Archiving health and illness: conceptualisation of the body in a Portuguese biobank
Bodies in transition - Power, Knowledge and Medical Anthropology
Biobanks for clinical research are not a complete novelty. In the past, Medicine and life sciences were developed upon the use of human and non-human samples for diagnosis and research purposes. Constructing biobanks implies the harvest and storage of biological samples alongside with clinical data to a set of different collections. The biological samples are collected in a voluntary basis, from ill and healthy donors. During this processes of harvesting and storage, the biological products gain an autonomous existence and identity, different from those of the human individual who has given the sample. The sample identity is particularly given by coding and organization systems, obeying to clinical research criteria. The laboratory procedures scrutinize samples under advanced technologies, to remove impurities and the danger of samples? manipulation. Medical procedures are going deeper, the diagnosis moves from the body surface to the inner body, surpassing the precision of advanced imaging exams.

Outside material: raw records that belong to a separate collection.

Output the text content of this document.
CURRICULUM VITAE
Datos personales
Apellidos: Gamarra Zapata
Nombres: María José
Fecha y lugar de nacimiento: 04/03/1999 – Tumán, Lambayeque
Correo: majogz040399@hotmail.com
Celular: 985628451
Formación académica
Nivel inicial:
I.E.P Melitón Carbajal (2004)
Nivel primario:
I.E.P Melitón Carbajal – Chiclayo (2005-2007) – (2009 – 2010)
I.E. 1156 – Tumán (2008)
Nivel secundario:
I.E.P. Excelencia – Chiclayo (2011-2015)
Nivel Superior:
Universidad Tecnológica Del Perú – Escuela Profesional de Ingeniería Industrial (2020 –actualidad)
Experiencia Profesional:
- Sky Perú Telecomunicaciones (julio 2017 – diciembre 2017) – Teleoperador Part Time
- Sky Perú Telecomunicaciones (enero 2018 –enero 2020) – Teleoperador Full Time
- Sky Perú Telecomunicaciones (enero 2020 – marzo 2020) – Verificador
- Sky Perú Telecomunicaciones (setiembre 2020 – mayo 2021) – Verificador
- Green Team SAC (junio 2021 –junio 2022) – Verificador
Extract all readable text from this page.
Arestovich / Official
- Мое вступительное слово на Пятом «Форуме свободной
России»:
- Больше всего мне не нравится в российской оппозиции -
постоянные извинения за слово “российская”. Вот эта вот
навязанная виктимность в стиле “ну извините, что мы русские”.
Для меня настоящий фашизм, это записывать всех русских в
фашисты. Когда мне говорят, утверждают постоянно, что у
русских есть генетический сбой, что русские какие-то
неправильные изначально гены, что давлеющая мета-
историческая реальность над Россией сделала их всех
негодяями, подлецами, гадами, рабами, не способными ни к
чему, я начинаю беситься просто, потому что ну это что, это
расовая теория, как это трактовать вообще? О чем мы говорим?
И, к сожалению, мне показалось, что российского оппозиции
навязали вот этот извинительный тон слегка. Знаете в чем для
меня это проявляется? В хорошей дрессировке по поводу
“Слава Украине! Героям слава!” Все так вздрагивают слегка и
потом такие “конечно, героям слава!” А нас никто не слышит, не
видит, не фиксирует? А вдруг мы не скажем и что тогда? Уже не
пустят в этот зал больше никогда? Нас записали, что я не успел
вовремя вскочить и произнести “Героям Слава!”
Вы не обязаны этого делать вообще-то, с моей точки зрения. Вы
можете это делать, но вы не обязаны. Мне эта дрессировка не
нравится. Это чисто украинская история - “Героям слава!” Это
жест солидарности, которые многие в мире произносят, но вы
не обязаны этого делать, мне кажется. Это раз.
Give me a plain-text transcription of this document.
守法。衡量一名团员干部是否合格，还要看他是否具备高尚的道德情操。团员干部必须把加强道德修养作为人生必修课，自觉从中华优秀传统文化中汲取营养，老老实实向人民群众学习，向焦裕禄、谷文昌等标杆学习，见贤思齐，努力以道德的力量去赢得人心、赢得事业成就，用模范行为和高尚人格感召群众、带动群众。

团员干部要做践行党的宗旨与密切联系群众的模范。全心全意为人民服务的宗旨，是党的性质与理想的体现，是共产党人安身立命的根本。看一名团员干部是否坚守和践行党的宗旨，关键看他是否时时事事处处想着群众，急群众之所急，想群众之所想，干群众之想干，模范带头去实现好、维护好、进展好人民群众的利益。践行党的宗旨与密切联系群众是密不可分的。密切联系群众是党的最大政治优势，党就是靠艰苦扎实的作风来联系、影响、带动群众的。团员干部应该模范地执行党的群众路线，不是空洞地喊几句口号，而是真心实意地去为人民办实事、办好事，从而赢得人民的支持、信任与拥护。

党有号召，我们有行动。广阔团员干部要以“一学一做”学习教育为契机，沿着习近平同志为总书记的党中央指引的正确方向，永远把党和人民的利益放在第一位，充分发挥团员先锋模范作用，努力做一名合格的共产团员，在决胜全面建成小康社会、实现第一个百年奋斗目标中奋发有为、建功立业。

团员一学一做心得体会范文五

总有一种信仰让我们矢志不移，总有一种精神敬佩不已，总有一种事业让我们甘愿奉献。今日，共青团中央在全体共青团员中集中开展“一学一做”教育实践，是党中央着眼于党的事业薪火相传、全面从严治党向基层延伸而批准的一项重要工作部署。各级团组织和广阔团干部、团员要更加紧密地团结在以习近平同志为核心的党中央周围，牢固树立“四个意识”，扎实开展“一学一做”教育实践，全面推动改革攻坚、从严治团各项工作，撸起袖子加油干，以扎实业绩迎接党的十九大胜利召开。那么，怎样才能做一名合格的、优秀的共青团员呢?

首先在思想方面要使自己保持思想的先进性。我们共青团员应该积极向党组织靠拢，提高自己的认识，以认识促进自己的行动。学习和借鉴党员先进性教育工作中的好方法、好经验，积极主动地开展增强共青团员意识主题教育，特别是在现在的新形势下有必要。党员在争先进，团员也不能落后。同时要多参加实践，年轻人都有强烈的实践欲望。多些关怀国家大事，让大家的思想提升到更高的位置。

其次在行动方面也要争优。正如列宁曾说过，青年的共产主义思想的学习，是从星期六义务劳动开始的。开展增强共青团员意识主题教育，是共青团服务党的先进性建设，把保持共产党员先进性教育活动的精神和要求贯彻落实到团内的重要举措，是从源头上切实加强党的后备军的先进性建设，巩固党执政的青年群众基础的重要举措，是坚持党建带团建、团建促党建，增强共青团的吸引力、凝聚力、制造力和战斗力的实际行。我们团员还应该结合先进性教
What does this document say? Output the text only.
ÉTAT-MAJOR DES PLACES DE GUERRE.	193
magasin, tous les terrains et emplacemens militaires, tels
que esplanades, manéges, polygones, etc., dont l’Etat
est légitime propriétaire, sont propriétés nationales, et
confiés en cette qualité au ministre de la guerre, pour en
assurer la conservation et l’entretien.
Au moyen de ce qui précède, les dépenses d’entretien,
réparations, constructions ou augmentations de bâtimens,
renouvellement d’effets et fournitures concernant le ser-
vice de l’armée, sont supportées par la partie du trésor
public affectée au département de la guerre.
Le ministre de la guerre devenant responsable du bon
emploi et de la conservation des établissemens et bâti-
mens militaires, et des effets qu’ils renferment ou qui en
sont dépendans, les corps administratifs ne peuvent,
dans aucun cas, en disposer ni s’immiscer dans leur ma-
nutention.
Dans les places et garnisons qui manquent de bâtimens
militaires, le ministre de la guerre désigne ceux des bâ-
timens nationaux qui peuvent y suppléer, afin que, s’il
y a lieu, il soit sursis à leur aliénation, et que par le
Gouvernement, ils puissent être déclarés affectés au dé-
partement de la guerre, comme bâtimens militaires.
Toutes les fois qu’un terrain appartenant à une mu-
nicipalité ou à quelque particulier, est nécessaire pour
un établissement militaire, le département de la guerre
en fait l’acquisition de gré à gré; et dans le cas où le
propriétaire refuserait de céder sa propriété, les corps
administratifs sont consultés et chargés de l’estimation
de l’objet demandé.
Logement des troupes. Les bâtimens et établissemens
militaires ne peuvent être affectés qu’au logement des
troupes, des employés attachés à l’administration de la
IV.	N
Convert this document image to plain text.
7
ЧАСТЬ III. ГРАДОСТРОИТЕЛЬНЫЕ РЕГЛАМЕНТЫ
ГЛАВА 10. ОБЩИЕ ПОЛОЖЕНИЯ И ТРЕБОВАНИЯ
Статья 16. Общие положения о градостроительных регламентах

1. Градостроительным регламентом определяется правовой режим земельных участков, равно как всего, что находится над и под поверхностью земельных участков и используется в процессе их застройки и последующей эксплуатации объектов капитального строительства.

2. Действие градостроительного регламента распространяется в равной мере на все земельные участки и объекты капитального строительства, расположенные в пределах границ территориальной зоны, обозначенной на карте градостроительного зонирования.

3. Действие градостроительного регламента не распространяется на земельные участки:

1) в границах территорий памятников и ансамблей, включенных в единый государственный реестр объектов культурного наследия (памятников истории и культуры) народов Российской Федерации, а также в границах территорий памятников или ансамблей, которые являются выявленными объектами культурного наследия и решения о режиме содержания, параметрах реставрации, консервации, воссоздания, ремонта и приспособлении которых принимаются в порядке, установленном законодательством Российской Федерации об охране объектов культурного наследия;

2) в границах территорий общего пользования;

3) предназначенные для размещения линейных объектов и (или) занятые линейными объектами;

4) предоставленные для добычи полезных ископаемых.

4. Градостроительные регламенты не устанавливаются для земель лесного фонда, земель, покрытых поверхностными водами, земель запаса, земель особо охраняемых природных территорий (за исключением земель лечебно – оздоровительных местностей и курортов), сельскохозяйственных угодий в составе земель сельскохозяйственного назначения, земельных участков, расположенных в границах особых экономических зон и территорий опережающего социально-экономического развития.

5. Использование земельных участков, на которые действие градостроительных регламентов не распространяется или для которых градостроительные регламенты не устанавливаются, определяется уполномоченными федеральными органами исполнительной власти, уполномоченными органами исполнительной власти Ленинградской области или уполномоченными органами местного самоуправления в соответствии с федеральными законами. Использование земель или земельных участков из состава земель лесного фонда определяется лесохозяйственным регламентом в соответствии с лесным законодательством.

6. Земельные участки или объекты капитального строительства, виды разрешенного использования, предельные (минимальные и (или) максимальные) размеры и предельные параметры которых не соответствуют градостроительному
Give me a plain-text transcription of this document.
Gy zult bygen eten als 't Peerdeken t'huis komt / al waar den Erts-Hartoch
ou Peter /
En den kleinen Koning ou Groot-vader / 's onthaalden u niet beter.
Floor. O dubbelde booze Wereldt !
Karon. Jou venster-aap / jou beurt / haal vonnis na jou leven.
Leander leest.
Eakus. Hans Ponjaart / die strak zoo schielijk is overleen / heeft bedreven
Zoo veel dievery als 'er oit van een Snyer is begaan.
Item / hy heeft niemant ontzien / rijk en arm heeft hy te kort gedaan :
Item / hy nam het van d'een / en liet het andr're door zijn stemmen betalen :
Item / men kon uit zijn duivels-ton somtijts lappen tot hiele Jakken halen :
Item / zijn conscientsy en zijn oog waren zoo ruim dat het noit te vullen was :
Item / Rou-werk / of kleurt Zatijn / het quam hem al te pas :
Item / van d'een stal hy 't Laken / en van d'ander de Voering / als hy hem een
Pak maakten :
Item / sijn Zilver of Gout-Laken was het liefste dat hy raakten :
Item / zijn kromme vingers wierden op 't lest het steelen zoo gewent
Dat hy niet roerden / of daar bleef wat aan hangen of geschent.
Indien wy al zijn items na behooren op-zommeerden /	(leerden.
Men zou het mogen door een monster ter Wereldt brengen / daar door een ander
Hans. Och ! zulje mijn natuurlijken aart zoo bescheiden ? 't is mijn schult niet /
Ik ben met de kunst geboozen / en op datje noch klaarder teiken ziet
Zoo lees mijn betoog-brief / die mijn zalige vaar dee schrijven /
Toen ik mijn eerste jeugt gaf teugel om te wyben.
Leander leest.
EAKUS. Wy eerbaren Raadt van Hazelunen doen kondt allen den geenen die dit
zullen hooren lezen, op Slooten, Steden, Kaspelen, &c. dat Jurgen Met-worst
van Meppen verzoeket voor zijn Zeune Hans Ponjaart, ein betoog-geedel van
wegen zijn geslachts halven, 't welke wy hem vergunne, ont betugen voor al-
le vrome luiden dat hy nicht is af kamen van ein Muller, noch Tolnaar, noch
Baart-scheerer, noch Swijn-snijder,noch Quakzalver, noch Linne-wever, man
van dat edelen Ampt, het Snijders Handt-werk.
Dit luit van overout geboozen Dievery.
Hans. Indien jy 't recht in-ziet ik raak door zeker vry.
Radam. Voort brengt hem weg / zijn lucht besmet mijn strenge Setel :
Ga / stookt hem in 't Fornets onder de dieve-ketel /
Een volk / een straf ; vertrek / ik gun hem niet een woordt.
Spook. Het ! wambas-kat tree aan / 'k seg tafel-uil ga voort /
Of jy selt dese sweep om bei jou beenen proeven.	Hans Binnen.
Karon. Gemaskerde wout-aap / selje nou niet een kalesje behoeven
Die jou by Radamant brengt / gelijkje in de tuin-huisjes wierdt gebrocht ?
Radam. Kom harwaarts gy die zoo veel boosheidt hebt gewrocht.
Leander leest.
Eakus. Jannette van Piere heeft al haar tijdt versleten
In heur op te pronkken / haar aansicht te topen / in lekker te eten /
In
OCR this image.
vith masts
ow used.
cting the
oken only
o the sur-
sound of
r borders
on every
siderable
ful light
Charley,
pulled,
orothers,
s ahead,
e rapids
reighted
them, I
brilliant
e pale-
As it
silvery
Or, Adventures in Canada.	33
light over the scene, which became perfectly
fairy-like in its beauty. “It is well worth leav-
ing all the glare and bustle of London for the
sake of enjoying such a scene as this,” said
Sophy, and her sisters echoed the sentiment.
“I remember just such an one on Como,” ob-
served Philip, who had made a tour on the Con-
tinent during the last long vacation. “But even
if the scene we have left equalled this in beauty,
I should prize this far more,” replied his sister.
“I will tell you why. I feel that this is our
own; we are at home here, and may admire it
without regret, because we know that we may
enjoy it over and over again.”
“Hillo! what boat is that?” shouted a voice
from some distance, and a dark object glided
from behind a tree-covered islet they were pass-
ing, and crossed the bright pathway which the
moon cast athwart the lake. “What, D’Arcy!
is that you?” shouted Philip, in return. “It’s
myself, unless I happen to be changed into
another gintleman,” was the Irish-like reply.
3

The medical gaze is now focused in a deeper analysis of the body; genes, cells and nano entities are enough to produce a medical diagnostic, in certain cases. The fieldwork, based in a Portuguese biobank, shows the coexistence of attachment and detachment logics between the sample and the original individual body. The equation of time-space of corporeal viability is challenged. As if the self and the body could exist simultaneously in distinct times and places. In this sense, the vision of the body is fragmented: the body is likely to be a source of object-samples, which do not enable researchers to reconstruct or rescue the integral body or the integral individuality. The borders and the boundaries of the body are likely to be more unclear and indefinite, and the frontiers between public and private are also blurred.